Music Notes for May 17, 2026
Music for Seventh Sunday of Easter
Charles Callahan was a composer, teacher, and organist born in Cambridge, Massachusetts who studied at Catholic University of America and the Curtis Institute of Music. He quickly became one of the most sought-after composers of liturgical music on this continent, receiving hymn commissions from several Archdioceses in honour of Pope John Paul II’s 1999 visit to St. Louis and New York. Today, his Easter Prelude for flute and organ is played at communion by our choral scholar and cantor Aaron Lau, containing the seasonal hymn tune Lass uns erfeuen and the plainchant hymn Victimae paschali laudes.
The postlude comes from a collection of six “sonatas in trio” by J.S. Bach surviving in manuscripts held by his sons, likely designed as technical exercises for study at the pedal clavichord.

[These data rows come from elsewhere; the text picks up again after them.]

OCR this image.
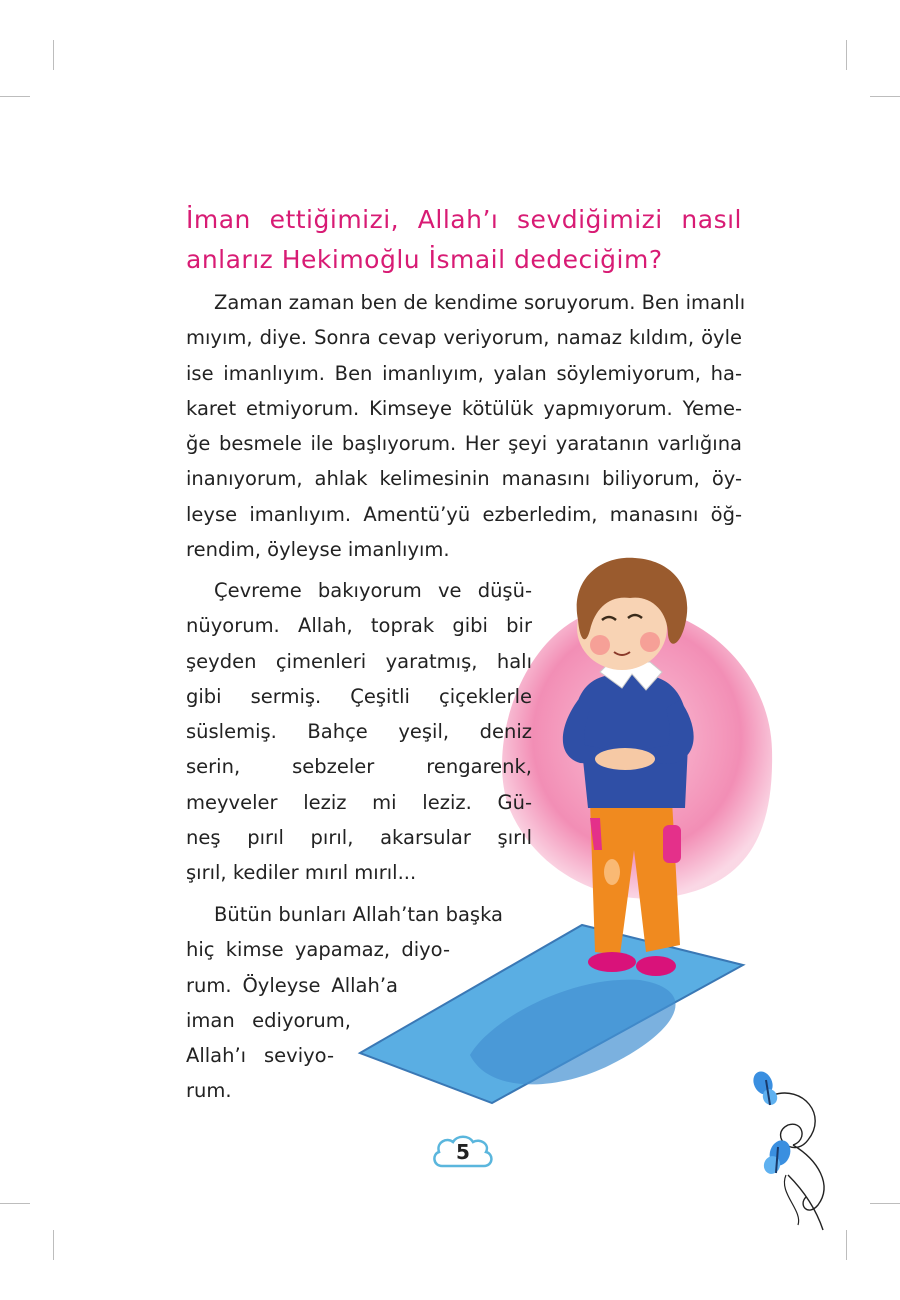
İman ettiğimizi, Allah’ı sevdiğimizi nasıl
anlarız Hekimoğlu İsmail dedeciğim?
Zaman zaman ben de kendime soruyorum. Ben imanlı
mıyım, diye. Sonra cevap veriyorum, namaz kıldım, öyle
ise imanlıyım. Ben imanlıyım, yalan söylemiyorum, ha-
karet etmiyorum. Kimseye kötülük yapmıyorum. Yeme-
ğe besmele ile başlıyorum. Her şeyi yaratanın varlığına
inanıyorum, ahlak kelimesinin manasını biliyorum, öy-
leyse imanlıyım. Amentü’yü ezberledim, manasını öğ-
rendim, öyleyse imanlıyım.
Çevreme bakıyorum ve düşü-
nüyorum. Allah, toprak gibi bir
şeyden çimenleri yaratmış, halı
gibi sermiş. Çeşitli çiçeklerle
süslemiş. Bahçe yeşil, deniz
serin, sebzeler rengarenk,
meyveler leziz mi leziz. Gü-
neş pırıl pırıl, akarsular şırıl
şırıl, kediler mırıl mırıl...
Bütün bunları Allah’tan başka
hiç kimse yapamaz, diyo-
rum. Öyleyse Allah’a
iman ediyorum,
Allah’ı seviyo-
rum.
5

Building on the chamber-music genre of trio sonatas popularized in France and Italy, these keyboard soli feature three fully independent lines – one played by each hand and one by the feet – that might just as easily be rendered by two violins with a gamba or harpsichord for the bass. They persevere as pedagogical tools in a young organist’s curriculum, as the task of rendering each voice precisely and independently instills critical techniques at the instrument. As with so many works of Bach, each sonata also serves as a cognisant synthesis of instrumental styles, displaying his mastery of musical grammar and form. This movement in G major hints at elements of the Italian concerto as well as the style galant.
Abraham Ross
Solemn Mass takes place at St. James’ Anglican Church, Vancouver at 10:30 am every Sunday.